The fix exists, hidden in a quiet house rule.
You are scrolling for headlines and, without warning, a verification page pops up. It hints that your behaviour looks automated, even though you are simply reading on your phone or laptop. It feels jarring, and a little personal, especially when you only wanted a quick catch up. The message is brief, but it packs a clear warning.
At the heart of it lies a policy from News Group Newspapers Limited, the publisher behind The Sun. The company blocks bots and any automated tools that try to scrape articles. It also recognises that real people get caught up by the filters now and then. The route back in is plain, if you know where to look.
Why this anti-bot warning appears on The Sun for real readers
The notice points to one simple trigger. When a reader’s browsing looks machine-like, the system treats it as a potential risk. That could mean rapid clicks or unusual patterns that the system does not expect from a human session. The wording on the page is clear on this misfire risk.
In the company’s own words, « Occasionally, our system misinterprets human behaviour as automated. » The line sums up what many regular readers experience during busy news cycles or patchy connections. It is not a judgment on the person, it is a safety net that sometimes tightens. And yes, it can feel unfair in the moment.
The quiet rule at News Group Newspapers that bans text and data mining
The publisher states the core policy without jargon. « News Group Newspapers Limited does not permit the access, collection, text or data mining of any content from our Service by any automated means whether directly or through an intermediary service. This is stated in our terms and conditions. » The ban covers scraping in all guises, whether a tool runs locally or through a third party.
This sits alongside a broader reminder that editorial work is protected. The company repeats the point in a second line that mirrors the first. « News Group Newspapers prohibits automated access, collection, or text/data mining of its content, including for AI, machine learning, or LLMs, as per its terms. » For readers, the takeaway is simple. Any automated access is off limits under the publisher’s terms and conditions.
What to do if you are blocked by mistake on The Sun today
Sometimes you are doing nothing unusual and still get flagged. The page anticipates that and points to a direct contact route for genuine readers who need help fast. It strips the process back to a single action, which is helpful when you just want your article to load.

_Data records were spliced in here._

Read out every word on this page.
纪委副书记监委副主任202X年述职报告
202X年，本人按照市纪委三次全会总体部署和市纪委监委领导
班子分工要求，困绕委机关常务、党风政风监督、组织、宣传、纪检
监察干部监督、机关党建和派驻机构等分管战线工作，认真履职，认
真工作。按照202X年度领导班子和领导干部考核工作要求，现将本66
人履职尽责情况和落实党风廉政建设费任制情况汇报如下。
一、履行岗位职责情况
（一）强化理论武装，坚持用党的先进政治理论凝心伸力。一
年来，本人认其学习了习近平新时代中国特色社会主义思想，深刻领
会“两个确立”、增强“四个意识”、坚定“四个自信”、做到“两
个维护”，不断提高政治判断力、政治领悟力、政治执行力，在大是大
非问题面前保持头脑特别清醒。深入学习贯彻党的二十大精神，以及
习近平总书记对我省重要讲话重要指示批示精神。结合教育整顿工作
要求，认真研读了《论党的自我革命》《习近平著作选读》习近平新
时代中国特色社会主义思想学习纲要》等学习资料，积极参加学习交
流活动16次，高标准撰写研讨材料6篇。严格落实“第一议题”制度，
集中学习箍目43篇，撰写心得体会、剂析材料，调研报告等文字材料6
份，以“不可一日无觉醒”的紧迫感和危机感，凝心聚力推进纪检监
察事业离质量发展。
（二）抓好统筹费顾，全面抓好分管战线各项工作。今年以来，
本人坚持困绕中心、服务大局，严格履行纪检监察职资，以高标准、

The notice spells it out in plain English. « If you are a legitimate user, please contact our customer support team here [email protected] » It is a simple request, and it puts the onus on the reader to reach out with a note. A short message that explains what you were trying to read usually does the job, though the page does not give a script. And yes, the email is the official channel to use.
- For commercial content use, email [email protected]. For access help as a reader, email [email protected].

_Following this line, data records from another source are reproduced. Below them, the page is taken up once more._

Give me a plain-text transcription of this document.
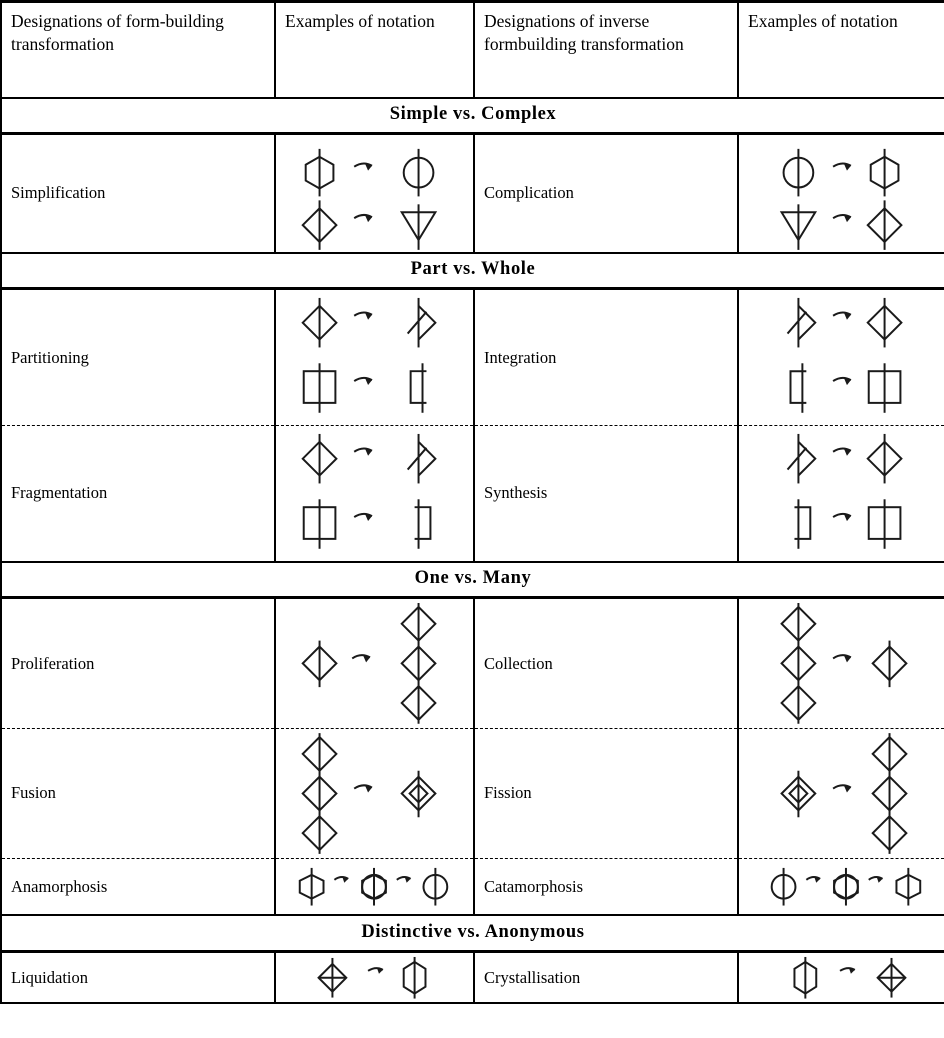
Designations of form-building transformation	Examples of notation	Designations of inverse formbuilding transformation	Examples of notation
Simple vs. Complex			
Simplification		Complication	

Part vs. Whole			
Partitioning		Integration	

Fragmentation		Synthesis	

One vs. Many			
Proliferation		Collection	

Fusion		Fission	

Anamorphosis		Catamorphosis	

Distinctive vs. Anonymous			
Liquidation		Crystallisation	
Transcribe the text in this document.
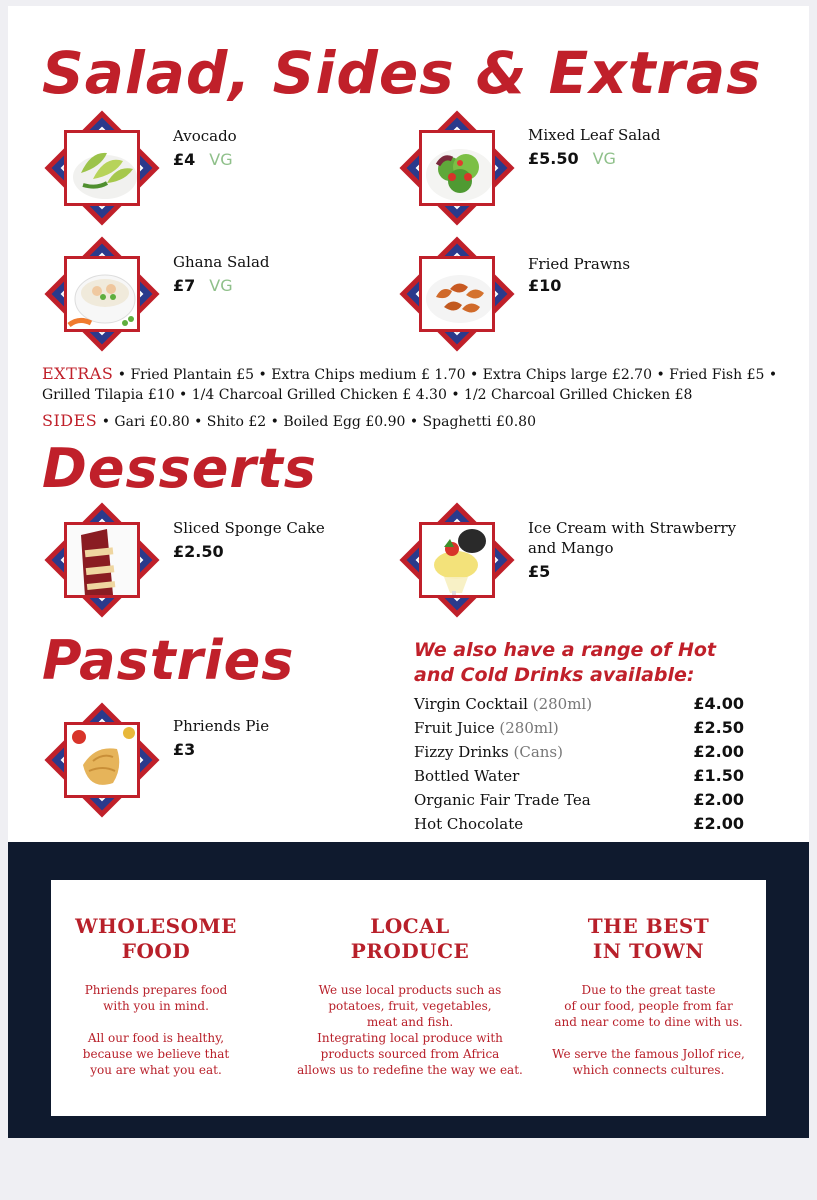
Salad, Sides & Extras
Avocado
£4 VG
Mixed Leaf Salad
£5.50 VG
Ghana Salad
£7 VG
Fried Prawns
£10
EXTRAS • Fried Plantain £5 • Extra Chips medium £ 1.70 • Extra Chips large £2.70 • Fried Fish £5 • Grilled Tilapia £10 • 1/4 Charcoal Grilled Chicken £ 4.30 • 1/2 Charcoal Grilled Chicken £8
SIDES • Gari £0.80 • Shito £2 • Boiled Egg £0.90 • Spaghetti £0.80
Desserts
Sliced Sponge Cake
£2.50
Ice Cream with Strawberry and Mango
£5
Pastries
Phriends Pie
£3
We also have a range of Hot and Cold Drinks available:
Virgin Cocktail (280ml)	£4.00
Fruit Juice (280ml)	£2.50
Fizzy Drinks (Cans)	£2.00
Bottled Water	£1.50
Organic Fair Trade Tea	£2.00
Hot Chocolate	£2.00
WHOLESOME
FOOD

Phriends prepares food
with you in mind.

All our food is healthy,
because we believe that
you are what you eat.

LOCAL
PRODUCE

We use local products such as
potatoes, fruit, vegetables,
meat and fish.
Integrating local produce with
products sourced from Africa
allows us to redefine the way we eat.

THE BEST
IN TOWN

Due to the great taste
of our food, people from far
and near come to dine with us.

We serve the famous Jollof rice,
which connects cultures.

There is also guidance for companies or developers who want to use content legally. « If you would like to inquire about the commercial use of our content, please contact [email protected]. » That short line signals a gate you can knock on, rather than a locked door. It keeps commercial users on the right side of policy and gives the newsroom control over its journalism.

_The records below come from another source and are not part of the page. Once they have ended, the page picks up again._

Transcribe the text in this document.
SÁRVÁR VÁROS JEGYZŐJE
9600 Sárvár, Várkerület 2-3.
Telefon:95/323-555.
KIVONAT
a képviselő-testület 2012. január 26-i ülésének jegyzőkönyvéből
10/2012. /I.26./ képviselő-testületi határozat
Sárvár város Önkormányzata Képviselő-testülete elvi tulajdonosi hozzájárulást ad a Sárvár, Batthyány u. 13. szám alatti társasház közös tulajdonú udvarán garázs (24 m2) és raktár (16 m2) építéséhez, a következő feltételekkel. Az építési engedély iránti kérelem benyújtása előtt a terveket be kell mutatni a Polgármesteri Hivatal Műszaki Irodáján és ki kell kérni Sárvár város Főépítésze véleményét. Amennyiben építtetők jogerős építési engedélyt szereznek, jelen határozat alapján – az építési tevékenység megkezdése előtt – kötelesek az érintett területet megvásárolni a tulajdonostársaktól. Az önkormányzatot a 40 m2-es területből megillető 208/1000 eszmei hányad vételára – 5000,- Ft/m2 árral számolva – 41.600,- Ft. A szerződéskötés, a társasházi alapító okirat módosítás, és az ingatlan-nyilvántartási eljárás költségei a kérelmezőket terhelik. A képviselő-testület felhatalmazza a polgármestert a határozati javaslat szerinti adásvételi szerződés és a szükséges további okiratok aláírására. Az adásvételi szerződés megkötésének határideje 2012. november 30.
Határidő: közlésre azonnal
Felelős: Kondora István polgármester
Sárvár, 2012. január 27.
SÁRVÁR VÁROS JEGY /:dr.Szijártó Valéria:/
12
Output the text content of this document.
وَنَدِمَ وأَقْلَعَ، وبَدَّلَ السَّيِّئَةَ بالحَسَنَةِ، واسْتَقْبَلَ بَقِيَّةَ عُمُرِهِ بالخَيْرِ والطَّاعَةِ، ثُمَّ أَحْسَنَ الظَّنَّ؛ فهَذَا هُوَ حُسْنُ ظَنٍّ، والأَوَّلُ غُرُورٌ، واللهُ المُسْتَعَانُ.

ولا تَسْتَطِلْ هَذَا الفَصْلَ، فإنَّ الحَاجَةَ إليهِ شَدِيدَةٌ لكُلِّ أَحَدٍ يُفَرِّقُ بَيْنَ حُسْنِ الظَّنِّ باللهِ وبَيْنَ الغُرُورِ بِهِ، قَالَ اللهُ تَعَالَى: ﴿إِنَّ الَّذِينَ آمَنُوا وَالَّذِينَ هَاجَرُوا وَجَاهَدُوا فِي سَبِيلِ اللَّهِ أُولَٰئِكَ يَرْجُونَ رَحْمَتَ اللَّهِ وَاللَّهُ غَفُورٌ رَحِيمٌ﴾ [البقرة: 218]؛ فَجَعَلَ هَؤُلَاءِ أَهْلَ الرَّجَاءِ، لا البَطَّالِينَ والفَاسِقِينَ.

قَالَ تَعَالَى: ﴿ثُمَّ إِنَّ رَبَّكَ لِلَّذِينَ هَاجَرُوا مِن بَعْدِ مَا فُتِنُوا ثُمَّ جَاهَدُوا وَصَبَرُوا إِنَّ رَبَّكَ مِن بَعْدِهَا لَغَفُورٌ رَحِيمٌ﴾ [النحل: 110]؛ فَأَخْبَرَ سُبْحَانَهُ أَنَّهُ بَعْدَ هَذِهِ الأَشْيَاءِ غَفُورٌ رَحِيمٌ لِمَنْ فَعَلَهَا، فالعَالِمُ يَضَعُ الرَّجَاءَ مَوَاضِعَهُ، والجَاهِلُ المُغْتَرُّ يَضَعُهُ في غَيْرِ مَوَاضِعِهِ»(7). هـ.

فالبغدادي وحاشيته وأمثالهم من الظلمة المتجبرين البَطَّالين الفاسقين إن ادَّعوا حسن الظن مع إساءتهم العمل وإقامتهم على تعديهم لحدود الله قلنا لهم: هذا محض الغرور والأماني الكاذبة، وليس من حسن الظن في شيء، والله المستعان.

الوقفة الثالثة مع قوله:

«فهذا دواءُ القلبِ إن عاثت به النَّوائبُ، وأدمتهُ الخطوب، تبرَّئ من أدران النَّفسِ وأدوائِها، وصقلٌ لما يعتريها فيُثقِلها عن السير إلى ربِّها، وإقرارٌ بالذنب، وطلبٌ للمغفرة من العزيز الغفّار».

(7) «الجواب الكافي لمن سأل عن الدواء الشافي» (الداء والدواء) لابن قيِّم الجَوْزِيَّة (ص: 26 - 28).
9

The limits for AI, machine learning and LLMs when it comes to The Sun content
The message spells out where automated systems must stop. Tools that rely on scraping, ingesting or mining articles for training or analysis fall under the same ban. The phrasing leaves no gap to squeeze through, whether an app is small or a major platform. The guardrail is the same across the board.
The explicit wording is unambiguous, and it is repeated for emphasis. « News Group Newspapers prohibits automated access, collection, or text/data mining of its content, including for AI, machine learning, or LLMs, as per its terms. » That is the line to respect if you build products that interact with news pages. For everyday readers, it changes nothing about how you browse. And if the system trips, you now know how to get back in, even if it feels a bit odd in teh moment.










Appreciate the plain-English explanation. I got the verification page twice this week and thought my account was compromised. Good to know it’s a misfire sometimes and there’s a route back in.
So rapid clicks = “machine-like”? With patchy wifi I reload a lot. How does the system distinguish frantic humans from bots, and will repeated false flags affect my ability to read in the future?